The city’s tree fund is supported with fees developers pay in order to cut down trees. There is currently $500,000 in the fund, though the city as put the money on lockdown until it can hammer out a formula for spending the funds.

Councilwoman Myers contends that the money should go to support replenishing the tree canopy in the area that has most loss its tree canopy, which is to say her district.

“We know where the money came from,” Myers said. “Mostly out of the Carpenter’s Creek Watershed.”

Wilkins said his short term plan — providing funds for the 2020 fiscal year and giving council time to come up with a longer term plan — was meant to “stimulate some discussion.” And Mayor Grover Robinson said the dollar amounts were flexible.

“If there are any amounts in here that need to be adjusted before people vote for it, we’ll execute out what we need to do,” Robinson said.
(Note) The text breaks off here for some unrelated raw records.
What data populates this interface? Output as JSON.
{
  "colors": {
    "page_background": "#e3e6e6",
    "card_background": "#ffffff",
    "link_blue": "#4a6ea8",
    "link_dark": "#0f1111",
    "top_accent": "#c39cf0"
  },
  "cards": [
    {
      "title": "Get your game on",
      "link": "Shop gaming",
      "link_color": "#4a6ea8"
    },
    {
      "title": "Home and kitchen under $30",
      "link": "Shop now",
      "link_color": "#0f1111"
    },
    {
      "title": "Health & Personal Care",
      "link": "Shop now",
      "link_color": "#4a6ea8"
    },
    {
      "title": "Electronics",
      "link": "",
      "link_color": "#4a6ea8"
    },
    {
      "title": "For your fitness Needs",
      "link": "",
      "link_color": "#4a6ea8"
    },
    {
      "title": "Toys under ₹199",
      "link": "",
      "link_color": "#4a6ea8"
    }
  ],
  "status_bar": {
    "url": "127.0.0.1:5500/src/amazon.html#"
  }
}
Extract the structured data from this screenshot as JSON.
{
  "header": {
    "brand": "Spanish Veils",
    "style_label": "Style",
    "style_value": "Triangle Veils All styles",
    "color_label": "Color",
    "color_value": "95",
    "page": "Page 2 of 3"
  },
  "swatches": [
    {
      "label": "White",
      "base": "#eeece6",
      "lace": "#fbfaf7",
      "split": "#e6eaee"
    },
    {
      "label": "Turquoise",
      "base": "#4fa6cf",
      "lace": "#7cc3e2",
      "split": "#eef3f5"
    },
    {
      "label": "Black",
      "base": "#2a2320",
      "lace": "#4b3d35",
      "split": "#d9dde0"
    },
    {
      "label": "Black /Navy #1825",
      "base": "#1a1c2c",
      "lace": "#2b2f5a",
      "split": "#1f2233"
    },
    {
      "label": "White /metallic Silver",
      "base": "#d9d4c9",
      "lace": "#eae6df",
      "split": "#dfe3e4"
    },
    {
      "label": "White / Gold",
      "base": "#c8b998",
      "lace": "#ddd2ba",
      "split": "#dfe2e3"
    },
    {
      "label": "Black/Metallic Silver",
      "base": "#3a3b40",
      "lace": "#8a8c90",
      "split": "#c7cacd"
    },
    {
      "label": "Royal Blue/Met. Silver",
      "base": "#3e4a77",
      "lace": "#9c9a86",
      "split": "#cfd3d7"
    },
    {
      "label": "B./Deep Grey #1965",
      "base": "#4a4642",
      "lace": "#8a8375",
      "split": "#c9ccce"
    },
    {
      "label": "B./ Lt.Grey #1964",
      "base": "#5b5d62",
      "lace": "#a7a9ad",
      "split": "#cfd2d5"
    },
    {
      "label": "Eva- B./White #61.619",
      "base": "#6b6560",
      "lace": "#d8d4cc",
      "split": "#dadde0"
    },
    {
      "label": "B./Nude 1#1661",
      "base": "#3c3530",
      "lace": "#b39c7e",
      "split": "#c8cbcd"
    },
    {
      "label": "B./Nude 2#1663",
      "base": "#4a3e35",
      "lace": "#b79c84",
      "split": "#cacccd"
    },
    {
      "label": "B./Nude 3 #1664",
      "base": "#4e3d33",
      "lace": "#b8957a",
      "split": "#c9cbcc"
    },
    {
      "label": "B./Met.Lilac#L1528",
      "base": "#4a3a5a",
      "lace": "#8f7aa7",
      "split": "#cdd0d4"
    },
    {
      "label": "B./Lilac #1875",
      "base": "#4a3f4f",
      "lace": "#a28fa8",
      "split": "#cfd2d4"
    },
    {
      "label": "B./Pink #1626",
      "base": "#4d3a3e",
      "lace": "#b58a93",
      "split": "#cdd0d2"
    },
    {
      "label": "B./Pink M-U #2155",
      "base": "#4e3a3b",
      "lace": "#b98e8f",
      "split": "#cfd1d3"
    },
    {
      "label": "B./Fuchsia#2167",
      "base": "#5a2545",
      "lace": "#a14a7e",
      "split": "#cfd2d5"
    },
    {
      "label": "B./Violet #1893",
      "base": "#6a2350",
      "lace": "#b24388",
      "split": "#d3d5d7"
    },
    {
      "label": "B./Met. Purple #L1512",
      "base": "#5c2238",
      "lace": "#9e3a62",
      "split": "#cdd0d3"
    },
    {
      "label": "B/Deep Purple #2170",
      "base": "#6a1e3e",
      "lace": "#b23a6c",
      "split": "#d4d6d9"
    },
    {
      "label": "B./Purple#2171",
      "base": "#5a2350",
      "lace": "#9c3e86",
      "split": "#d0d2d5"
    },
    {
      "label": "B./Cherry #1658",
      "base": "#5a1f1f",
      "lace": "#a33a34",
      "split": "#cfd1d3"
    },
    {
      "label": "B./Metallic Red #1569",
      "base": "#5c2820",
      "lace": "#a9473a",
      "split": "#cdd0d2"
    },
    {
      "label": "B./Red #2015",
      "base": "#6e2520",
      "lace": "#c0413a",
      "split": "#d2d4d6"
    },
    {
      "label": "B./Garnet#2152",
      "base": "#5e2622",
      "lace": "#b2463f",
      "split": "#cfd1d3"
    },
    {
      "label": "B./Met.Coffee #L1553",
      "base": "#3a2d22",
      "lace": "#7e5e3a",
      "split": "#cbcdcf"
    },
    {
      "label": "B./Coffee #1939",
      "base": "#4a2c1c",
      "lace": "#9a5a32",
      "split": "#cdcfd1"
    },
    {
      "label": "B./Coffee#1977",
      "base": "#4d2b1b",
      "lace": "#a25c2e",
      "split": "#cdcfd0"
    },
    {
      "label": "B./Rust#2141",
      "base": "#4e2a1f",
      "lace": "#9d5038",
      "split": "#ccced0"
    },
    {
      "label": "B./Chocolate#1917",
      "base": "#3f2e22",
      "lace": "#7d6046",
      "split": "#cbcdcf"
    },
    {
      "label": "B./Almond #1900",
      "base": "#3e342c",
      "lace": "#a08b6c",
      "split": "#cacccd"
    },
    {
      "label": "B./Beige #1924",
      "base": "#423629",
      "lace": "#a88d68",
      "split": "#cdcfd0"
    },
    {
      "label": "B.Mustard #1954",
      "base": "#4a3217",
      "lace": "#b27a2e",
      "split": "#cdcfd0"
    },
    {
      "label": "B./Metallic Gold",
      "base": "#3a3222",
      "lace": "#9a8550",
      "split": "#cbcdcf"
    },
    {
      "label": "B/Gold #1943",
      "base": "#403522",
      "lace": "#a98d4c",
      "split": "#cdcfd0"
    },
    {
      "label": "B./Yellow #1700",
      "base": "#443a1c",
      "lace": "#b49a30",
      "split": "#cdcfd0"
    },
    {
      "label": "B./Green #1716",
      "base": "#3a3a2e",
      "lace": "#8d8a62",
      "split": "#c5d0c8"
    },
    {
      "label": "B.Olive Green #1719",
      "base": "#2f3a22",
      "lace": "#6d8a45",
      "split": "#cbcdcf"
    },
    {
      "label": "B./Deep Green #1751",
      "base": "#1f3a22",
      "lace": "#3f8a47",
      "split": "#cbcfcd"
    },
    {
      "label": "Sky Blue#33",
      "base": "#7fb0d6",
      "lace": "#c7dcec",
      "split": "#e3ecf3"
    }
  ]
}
While some council members questions the rationale of basing the allocation amounts on districts in the fist place — “It’s not really a competition between different areas of the city,” said Councilman Jared Moore — others, particularly Councilman P.C. Wu, felt each district should have access to additional funds if they could demonstrate a need.

“I’d be more comfortable with it,” Wu said, citing a “sense of fairness.”

Wilkins noted that in the long term the city should update a 2013 urban canopy study conducted by the University of Florida and Escambia County and apply a “science based” approach.

But for the short term, council appears poised to loosen up the tree fund to some degree.

“I think you’ve got us on a good start, I think it’s time to open up that fund,” Councilwoman Ann Hill told Wilkins.

City Council convenes Thursday at 5:30 p.m. at Pensacola City Hall.